Qatari Prime Minister Sheikh Mohammed bin Abdulrahman al-Thani said: “Political assassinations and continued targeting of civilians in Gaza while talks continue leads us to ask: how can mediation succeed when one party assassinates the negotiator on [the] other side?”
On Wednesday, US secretary of state Antony Blinken told a television news programme in Singapore that the assassination of Haniyeh was “something we were not aware of or involved in”.
Haniyeh’s killing in Tehran risks the regime retaliating against Israel. Tensions in the region had already soared after Israel said it had killed Fuad Shukr, a senior Hizbollah commander, in an air strike on a residential building in southern Beirut on Tuesday.
The Israel Defense Forces described Shukr as Hizbollah’s most senior military commander and right-hand man to Hassan Nasrallah, leader of the Iran-backed Lebanese militant group.

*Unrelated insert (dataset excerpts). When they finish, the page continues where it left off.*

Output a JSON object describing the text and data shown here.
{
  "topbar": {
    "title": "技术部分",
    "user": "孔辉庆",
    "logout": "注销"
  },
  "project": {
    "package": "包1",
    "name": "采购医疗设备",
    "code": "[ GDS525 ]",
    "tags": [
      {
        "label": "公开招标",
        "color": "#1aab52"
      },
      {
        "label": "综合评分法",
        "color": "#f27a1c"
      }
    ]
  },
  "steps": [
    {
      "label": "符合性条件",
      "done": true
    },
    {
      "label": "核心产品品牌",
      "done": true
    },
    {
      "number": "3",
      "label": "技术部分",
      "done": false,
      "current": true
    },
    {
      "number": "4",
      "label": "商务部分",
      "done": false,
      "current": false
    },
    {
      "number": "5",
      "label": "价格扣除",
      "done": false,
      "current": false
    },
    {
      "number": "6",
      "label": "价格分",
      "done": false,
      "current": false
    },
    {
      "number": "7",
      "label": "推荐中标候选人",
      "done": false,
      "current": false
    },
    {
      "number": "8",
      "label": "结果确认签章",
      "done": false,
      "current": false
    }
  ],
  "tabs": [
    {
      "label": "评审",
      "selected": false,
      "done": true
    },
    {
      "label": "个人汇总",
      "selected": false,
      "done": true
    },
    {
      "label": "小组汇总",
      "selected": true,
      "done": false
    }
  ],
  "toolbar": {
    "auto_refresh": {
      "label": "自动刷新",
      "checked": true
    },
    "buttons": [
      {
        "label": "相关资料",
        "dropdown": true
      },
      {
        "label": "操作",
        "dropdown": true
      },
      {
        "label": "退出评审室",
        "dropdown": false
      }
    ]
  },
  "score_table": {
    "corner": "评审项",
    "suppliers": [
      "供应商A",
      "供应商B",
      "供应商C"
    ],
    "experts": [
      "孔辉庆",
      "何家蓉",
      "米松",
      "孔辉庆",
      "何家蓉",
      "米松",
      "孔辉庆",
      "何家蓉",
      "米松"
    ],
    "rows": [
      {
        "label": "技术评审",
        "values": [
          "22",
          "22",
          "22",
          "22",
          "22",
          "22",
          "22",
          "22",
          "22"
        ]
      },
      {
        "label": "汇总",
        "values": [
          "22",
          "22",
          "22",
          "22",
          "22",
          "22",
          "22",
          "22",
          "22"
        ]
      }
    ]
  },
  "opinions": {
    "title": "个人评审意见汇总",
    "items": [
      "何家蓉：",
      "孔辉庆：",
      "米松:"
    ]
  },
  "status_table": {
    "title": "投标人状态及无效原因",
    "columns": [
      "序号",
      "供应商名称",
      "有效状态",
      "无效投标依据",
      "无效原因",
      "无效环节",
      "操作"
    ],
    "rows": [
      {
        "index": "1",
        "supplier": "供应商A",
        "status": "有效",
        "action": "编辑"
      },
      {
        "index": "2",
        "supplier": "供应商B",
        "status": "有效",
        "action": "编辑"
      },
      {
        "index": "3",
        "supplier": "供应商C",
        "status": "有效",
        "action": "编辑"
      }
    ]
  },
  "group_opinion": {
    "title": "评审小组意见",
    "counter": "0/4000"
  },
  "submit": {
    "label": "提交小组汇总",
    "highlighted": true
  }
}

In a statement mourning Haniyeh, Hizbollah said his killing would “increase the determination and stubbornness of the resistance fighters in all resistance arenas to continue the path of jihad and will make their resolve stronger in confronting [Israel]”.

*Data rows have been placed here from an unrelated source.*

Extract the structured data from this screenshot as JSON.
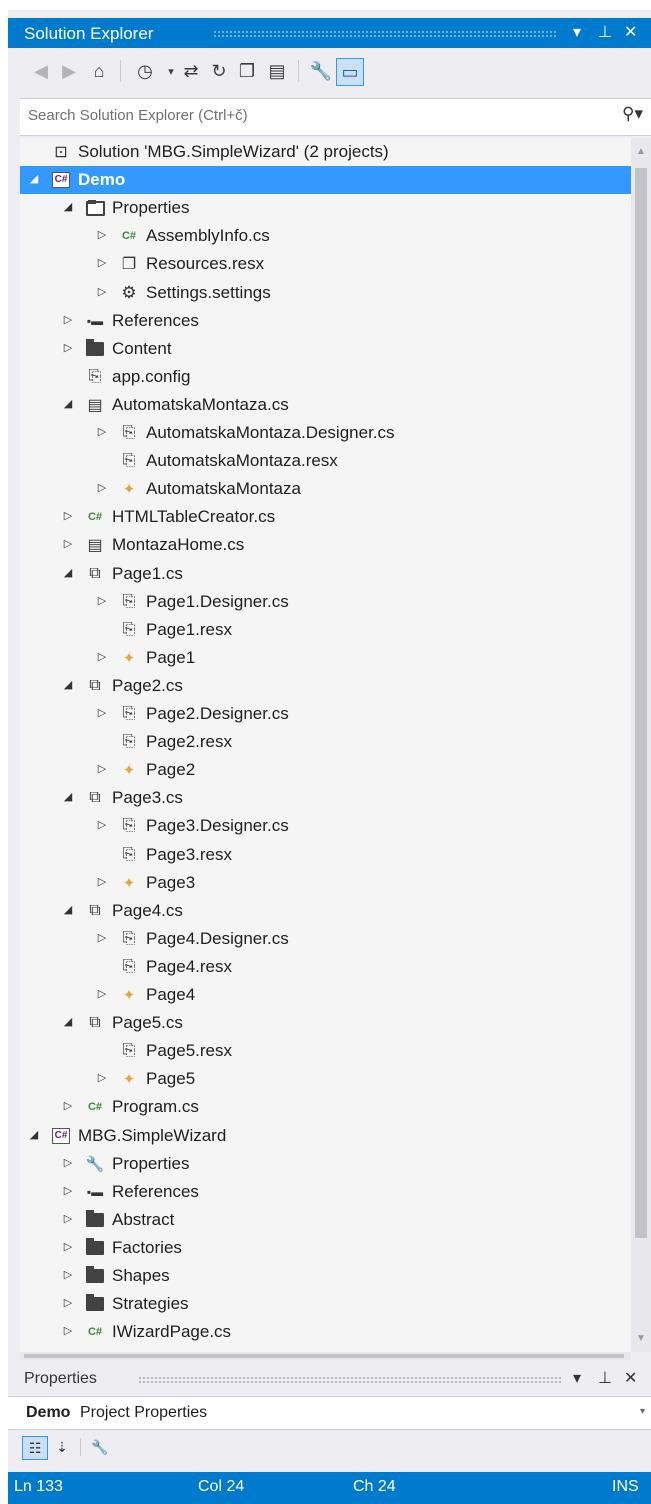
{
  "solution_explorer": {
    "title": "Solution Explorer",
    "controls": {
      "dropdown": "▾",
      "pin": "⊥",
      "close": "✕"
    },
    "search_placeholder": "Search Solution Explorer (Ctrl+č)",
    "toolbar": [
      "back-icon",
      "forward-icon",
      "home-icon",
      "pending-changes-icon",
      "sync-icon",
      "refresh-icon",
      "collapse-all-icon",
      "show-all-files-icon",
      "properties-icon",
      "preview-icon"
    ],
    "tree": [
      {
        "label": "Solution 'MBG.SimpleWizard' (2 projects)",
        "level": 0,
        "icon": "solution-icon",
        "expander": "none"
      },
      {
        "label": "Demo",
        "level": 0,
        "icon": "csproj-icon",
        "expander": "open",
        "selected": true
      },
      {
        "label": "Properties",
        "level": 1,
        "icon": "folder-open-icon",
        "expander": "open"
      },
      {
        "label": "AssemblyInfo.cs",
        "level": 2,
        "icon": "cs-file-icon",
        "expander": "closed"
      },
      {
        "label": "Resources.resx",
        "level": 2,
        "icon": "resx-icon",
        "expander": "closed"
      },
      {
        "label": "Settings.settings",
        "level": 2,
        "icon": "settings-icon",
        "expander": "closed"
      },
      {
        "label": "References",
        "level": 1,
        "icon": "references-icon",
        "expander": "closed"
      },
      {
        "label": "Content",
        "level": 1,
        "icon": "folder-icon",
        "expander": "closed"
      },
      {
        "label": "app.config",
        "level": 1,
        "icon": "config-icon",
        "expander": "none"
      },
      {
        "label": "AutomatskaMontaza.cs",
        "level": 1,
        "icon": "form-icon",
        "expander": "open"
      },
      {
        "label": "AutomatskaMontaza.Designer.cs",
        "level": 2,
        "icon": "designer-icon",
        "expander": "closed"
      },
      {
        "label": "AutomatskaMontaza.resx",
        "level": 2,
        "icon": "designer-icon",
        "expander": "none"
      },
      {
        "label": "AutomatskaMontaza",
        "level": 2,
        "icon": "class-icon",
        "expander": "closed"
      },
      {
        "label": "HTMLTableCreator.cs",
        "level": 1,
        "icon": "cs-file-icon",
        "expander": "closed"
      },
      {
        "label": "MontazaHome.cs",
        "level": 1,
        "icon": "form-icon",
        "expander": "closed"
      },
      {
        "label": "Page1.cs",
        "level": 1,
        "icon": "usercontrol-icon",
        "expander": "open"
      },
      {
        "label": "Page1.Designer.cs",
        "level": 2,
        "icon": "designer-icon",
        "expander": "closed"
      },
      {
        "label": "Page1.resx",
        "level": 2,
        "icon": "designer-icon",
        "expander": "none"
      },
      {
        "label": "Page1",
        "level": 2,
        "icon": "class-icon",
        "expander": "closed"
      },
      {
        "label": "Page2.cs",
        "level": 1,
        "icon": "usercontrol-icon",
        "expander": "open"
      },
      {
        "label": "Page2.Designer.cs",
        "level": 2,
        "icon": "designer-icon",
        "expander": "closed"
      },
      {
        "label": "Page2.resx",
        "level": 2,
        "icon": "designer-icon",
        "expander": "none"
      },
      {
        "label": "Page2",
        "level": 2,
        "icon": "class-icon",
        "expander": "closed"
      },
      {
        "label": "Page3.cs",
        "level": 1,
        "icon": "usercontrol-icon",
        "expander": "open"
      },
      {
        "label": "Page3.Designer.cs",
        "level": 2,
        "icon": "designer-icon",
        "expander": "closed"
      },
      {
        "label": "Page3.resx",
        "level": 2,
        "icon": "designer-icon",
        "expander": "none"
      },
      {
        "label": "Page3",
        "level": 2,
        "icon": "class-icon",
        "expander": "closed"
      },
      {
        "label": "Page4.cs",
        "level": 1,
        "icon": "usercontrol-icon",
        "expander": "open"
      },
      {
        "label": "Page4.Designer.cs",
        "level": 2,
        "icon": "designer-icon",
        "expander": "closed"
      },
      {
        "label": "Page4.resx",
        "level": 2,
        "icon": "designer-icon",
        "expander": "none"
      },
      {
        "label": "Page4",
        "level": 2,
        "icon": "class-icon",
        "expander": "closed"
      },
      {
        "label": "Page5.cs",
        "level": 1,
        "icon": "usercontrol-icon",
        "expander": "open"
      },
      {
        "label": "Page5.resx",
        "level": 2,
        "icon": "designer-icon",
        "expander": "none"
      },
      {
        "label": "Page5",
        "level": 2,
        "icon": "class-icon",
        "expander": "closed"
      },
      {
        "label": "Program.cs",
        "level": 1,
        "icon": "cs-file-icon",
        "expander": "closed"
      },
      {
        "label": "MBG.SimpleWizard",
        "level": 0,
        "icon": "csproj-icon",
        "expander": "open"
      },
      {
        "label": "Properties",
        "level": 1,
        "icon": "wrench-icon",
        "expander": "closed"
      },
      {
        "label": "References",
        "level": 1,
        "icon": "references-icon",
        "expander": "closed"
      },
      {
        "label": "Abstract",
        "level": 1,
        "icon": "folder-icon",
        "expander": "closed"
      },
      {
        "label": "Factories",
        "level": 1,
        "icon": "folder-icon",
        "expander": "closed"
      },
      {
        "label": "Shapes",
        "level": 1,
        "icon": "folder-icon",
        "expander": "closed"
      },
      {
        "label": "Strategies",
        "level": 1,
        "icon": "folder-icon",
        "expander": "closed"
      },
      {
        "label": "IWizardPage.cs",
        "level": 1,
        "icon": "cs-file-icon",
        "expander": "closed"
      }
    ]
  },
  "properties": {
    "title": "Properties",
    "object_name": "Demo",
    "object_type": "Project Properties"
  },
  "status_bar": {
    "line": "Ln 133",
    "col": "Col 24",
    "ch": "Ch 24",
    "mode": "INS"
  },
  "colors": {
    "accent": "#007acc",
    "selection": "#3399ff",
    "panel": "#eeeef2",
    "tree_bg": "#f5f5f5"
  }
}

Turkey’s foreign ministry condemned Haniyeh’s killing, warning that it risked widening “the war in Gaza to a regional scale”.
It added: “If the international community does not take action to stop Israel, our region will face much larger conflicts.”

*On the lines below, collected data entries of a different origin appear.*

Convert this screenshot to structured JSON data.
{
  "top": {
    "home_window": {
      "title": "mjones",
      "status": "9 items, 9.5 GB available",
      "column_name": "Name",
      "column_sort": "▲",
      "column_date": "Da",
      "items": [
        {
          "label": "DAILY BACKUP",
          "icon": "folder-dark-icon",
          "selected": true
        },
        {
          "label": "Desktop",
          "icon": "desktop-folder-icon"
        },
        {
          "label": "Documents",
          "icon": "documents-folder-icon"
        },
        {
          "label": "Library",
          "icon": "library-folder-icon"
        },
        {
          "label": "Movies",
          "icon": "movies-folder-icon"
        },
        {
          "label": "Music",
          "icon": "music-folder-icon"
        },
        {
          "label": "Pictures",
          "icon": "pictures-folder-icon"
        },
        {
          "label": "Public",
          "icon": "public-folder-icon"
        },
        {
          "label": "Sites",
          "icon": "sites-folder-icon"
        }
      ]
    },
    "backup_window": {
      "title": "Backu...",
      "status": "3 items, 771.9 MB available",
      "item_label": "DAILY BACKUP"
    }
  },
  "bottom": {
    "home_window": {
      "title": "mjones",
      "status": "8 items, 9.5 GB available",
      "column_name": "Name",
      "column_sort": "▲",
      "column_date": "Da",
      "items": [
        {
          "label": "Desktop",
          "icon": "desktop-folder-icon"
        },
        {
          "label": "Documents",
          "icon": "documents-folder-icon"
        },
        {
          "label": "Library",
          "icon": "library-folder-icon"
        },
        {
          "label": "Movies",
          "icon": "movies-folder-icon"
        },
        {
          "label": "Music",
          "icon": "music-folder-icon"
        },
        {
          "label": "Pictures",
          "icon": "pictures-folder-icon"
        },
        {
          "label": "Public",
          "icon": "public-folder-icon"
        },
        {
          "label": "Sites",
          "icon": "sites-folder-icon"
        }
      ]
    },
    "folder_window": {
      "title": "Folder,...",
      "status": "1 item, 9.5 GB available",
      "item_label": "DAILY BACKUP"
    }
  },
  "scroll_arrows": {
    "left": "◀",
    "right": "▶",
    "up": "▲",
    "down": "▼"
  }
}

Damaged vehicles are seen after an Israeli strike on Beirut’s southern suburbs, Lebanon July 30, 2024.
Photo: Reuters
An Israeli airstrike targeted the southern suburbs of the Lebanese capital of Beirut on Tuesday, a step that could escalate the Israel-Hezbollah conflict into a full-blown war, writes News Antiwar.
Israel said that it targeted a senior Hezbollah commander, Fuad Shukr. A Lebanese government official told CNN that Shukr survived the strike, while Israel is claiming he was killed. Lebanon’s Health Ministry is reporting that three civilians, including two children, were killed in the attack and 74 others have been wounded.
The Israeli military claimed Shukr was responsible for the rocket that killed 12 Druze children in the Israeli-occupied Golan Heights on Saturday. Hezbollah denied responsibility for the killing of the children and has said they were hit by an Israeli air defense rocket.
According to Al Jazeera, Hezbollah has warned that if Israel launched a strike deep into Lebanese territory, it would mean “all rules of war” are off. The last time Israel bombed Beirut was on January 2, when the Israeli military launched a drone strike that targeted a senior Hamas official.
Media reports said the US was warning Israel against targeting Beirut, but the US is still providing unconditional military aid and not using any of its leverage to rein in Israel. The US has also previously ensured it would back Israel in a full-blown war in Lebanon.
Any Israeli attack on Lebanon will have severe consequences for Israel, Iranian President-elect Masoud Pezeshkian said in a phone call with his French counterpart Emmanuel Macron on 29 July, Iran’s semi-official Tasnim news agency reported.
“The Zionist regime will be making a big mistake if it attacks Lebanon, which will carry heavy consequences for them [the Israelis],” the Iranian president warned.
Israel blamed Hezbollah, the Iranian-allied Lebanese resistance group, for an explosion in Majdal Shams in the Israeli-occupied Syrian Golan Heights on Saturday. The strike hit a soccer field, killing 12 children and teenagers from the Syrian Druze community.
Hezbollah denied any involvement, as the incident is now widely believed to have been the result of an Iron Dome malfunction, based on eyewitness accounts and inspections of the crater's size.
The affected residents of Majdal Shams, which have refused Israeli citizenship since being occupied in 1967, expelled Finance Minister Bezalel Smotrich from the funeral of the 12 youths on Monday. “You murderer, get out of here!”
Many Israeli politicians called for the bombing of Beirut, the Lebanese capital.